Without trying to re-write the SQL logic or doing anything else to improve the performance, I just added “ROWNUM” as one of the columns in the inline view. So, the modified SQL is as follows:
SELECT fbal.financial_year, fbal.org_unit_code, acc.account_code_n106, 
acc.PRODUCT_CODE, SUM(fbal.balance_jul), SUM(fbal.balance_aug),
SUM(fbal.balance_sep), SUM(fbal.balance_oct), SUM(fbal.balance_nov),
SUM(fbal.balance_dec), SUM(fbal.balance_jan), SUM(fbal.balance_feb),
SUM(fbal.balance_mar), SUM(fbal.balance_apr), SUM(fbal.balance_may),
SUM(fbal.balance_jun)
FROM FIN_MONTH_BALANCE  fbal,
      /* Inline view START */
(SELECT ROWNUM, oa.financial_year, account_code_n106, 
            nvl(ods.product_code, oa.product_code) PRODUCT_CODE
      FROM ACCOUNTS_DET OA, PRODUCT_TYPES_SYNONYM ODS
      WHERE oa.product_code = ods.parent_product_code(+)
      AND oa. process_key = (SELECT MAX(PROCESS_KEY)
            FROM ACCOUNTS_DET WHERE financial_year =  2010)) acc
      /* Inline view END */
,ORG_UNIT_CODE_SYNONYM orgsyn
WHERE fbal.account_code_n106 = acc.account_code_n106
 and    fbal.financial_year = 2010
 AND    fbal.process_key = 2338051
 AND acc.account_code_n106 in (
      SELECT drlm.report_line FROM REPORT_LN_DIMENSION drlm,
      CUBE_REPLN_REFERENCE ocrr WHERE
      drlm.report_line_type ='A'
      AND CUBE_NAME='Mse'
      AND drlm.master_structure_code = ocrr.MASTER_STRUCTURE_CODE)
AND    orgsyn.from_year_org (+) = fbal.org_unit_code
AND    orgsyn.from_year (+) = 2010
AND    orgsyn.to_year (+) = 2010
GROUP BY fbal.financial_year, fbal.org_unit_code, acc.account_code_n106, 
acc.PRODUCT_CODE;
 
Now the SQL got executed in 105 seconds – so it ran 5 times faster!!

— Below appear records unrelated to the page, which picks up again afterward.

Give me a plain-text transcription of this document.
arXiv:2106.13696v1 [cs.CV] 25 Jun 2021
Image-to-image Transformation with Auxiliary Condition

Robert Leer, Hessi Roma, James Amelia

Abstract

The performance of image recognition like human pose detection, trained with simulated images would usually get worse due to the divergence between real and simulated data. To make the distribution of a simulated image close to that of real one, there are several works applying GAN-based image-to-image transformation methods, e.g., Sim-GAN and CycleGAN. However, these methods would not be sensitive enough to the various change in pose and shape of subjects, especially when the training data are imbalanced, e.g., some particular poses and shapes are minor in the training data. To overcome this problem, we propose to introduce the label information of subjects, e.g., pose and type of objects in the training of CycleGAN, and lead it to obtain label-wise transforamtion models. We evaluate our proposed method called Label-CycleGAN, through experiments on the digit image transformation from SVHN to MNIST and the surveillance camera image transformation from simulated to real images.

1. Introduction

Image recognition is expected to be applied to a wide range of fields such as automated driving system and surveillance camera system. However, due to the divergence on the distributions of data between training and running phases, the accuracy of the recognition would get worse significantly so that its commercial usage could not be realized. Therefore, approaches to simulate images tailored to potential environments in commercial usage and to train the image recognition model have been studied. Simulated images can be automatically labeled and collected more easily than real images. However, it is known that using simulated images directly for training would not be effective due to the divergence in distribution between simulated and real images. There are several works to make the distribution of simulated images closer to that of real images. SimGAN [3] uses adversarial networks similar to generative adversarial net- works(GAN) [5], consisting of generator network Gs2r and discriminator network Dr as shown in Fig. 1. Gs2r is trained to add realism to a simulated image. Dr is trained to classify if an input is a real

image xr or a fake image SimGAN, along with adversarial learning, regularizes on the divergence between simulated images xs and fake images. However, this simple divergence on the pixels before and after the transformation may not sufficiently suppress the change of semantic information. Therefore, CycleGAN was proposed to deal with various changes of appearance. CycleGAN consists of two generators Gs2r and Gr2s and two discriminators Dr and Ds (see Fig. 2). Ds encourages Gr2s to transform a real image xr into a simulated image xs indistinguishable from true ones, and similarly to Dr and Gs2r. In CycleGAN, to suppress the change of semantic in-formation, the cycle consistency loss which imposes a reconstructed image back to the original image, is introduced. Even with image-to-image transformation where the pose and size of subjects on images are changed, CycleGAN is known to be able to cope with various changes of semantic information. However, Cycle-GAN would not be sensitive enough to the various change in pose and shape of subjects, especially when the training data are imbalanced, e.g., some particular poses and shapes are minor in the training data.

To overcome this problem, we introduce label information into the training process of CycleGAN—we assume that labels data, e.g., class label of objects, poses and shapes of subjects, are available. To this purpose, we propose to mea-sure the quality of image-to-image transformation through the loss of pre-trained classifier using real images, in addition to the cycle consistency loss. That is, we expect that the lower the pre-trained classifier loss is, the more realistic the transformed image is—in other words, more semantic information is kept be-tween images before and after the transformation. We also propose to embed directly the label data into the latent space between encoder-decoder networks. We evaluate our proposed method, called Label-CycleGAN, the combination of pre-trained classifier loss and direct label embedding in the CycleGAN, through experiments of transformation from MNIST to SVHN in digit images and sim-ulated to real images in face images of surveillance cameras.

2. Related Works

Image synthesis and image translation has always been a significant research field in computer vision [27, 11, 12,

The Explain Plan for this SQL is as follows:
------------------------------------------------------------------------------------------
OPERATION           OBJECT_OWNER        OBJECT_NAME               COST   CARDIN.     BYTES
------------------------------------------------------------------------------------------
SELECT STATEMENT                                                  7637    105829  16720982
 SORT                                                             7637    105829  16720982
  HASH JOIN                                                       6386    105829  16720982
   HASH JOIN                                                      6183     93524  13654504
    HASH JOIN                                                     1471     14218    696682
     VIEW           CDW_ODS                                       1121     69806   2233792
      COUNT                                                                               
       HASH JOIN                                                  1121     69806   3699718
        TABLE ACCESSCDW_ODS             ACCOUNTS_DET              1085     69806   1884762
         SORT                                                                  1        10
          TABLE ACCECDW_ODS             ACCOUNTS_DET              1085     89750    897500
        TABLE ACCESSCDW_ODS             PRODUCT_TYPES_SYNONY         2       164      4264
     VIEW           SYS                 VW_NSO_1                   306     14218    241706
      HASH JOIN                                                    306     14218    625592
       TABLE ACCESS CDW_ODS             CUBE_REPLN_REFERENCE         2         2        38
       TABLE ACCESS CDW_ODS             REPORT_LN_DIMENSION        303    104034   2600850
    PARTITION RANGE                                                                      
     TABLE ACCESS   CDW_ODS             FIN_MONTH_BALANCE         4452    459175  44539975
   INDEX            CDW_ODS             INDEX1                      20      5920     71040
------------------------------------------------------------------------------------------

Adding “ROWNUM” in inline views materializes the same improving the performance and IO many folds.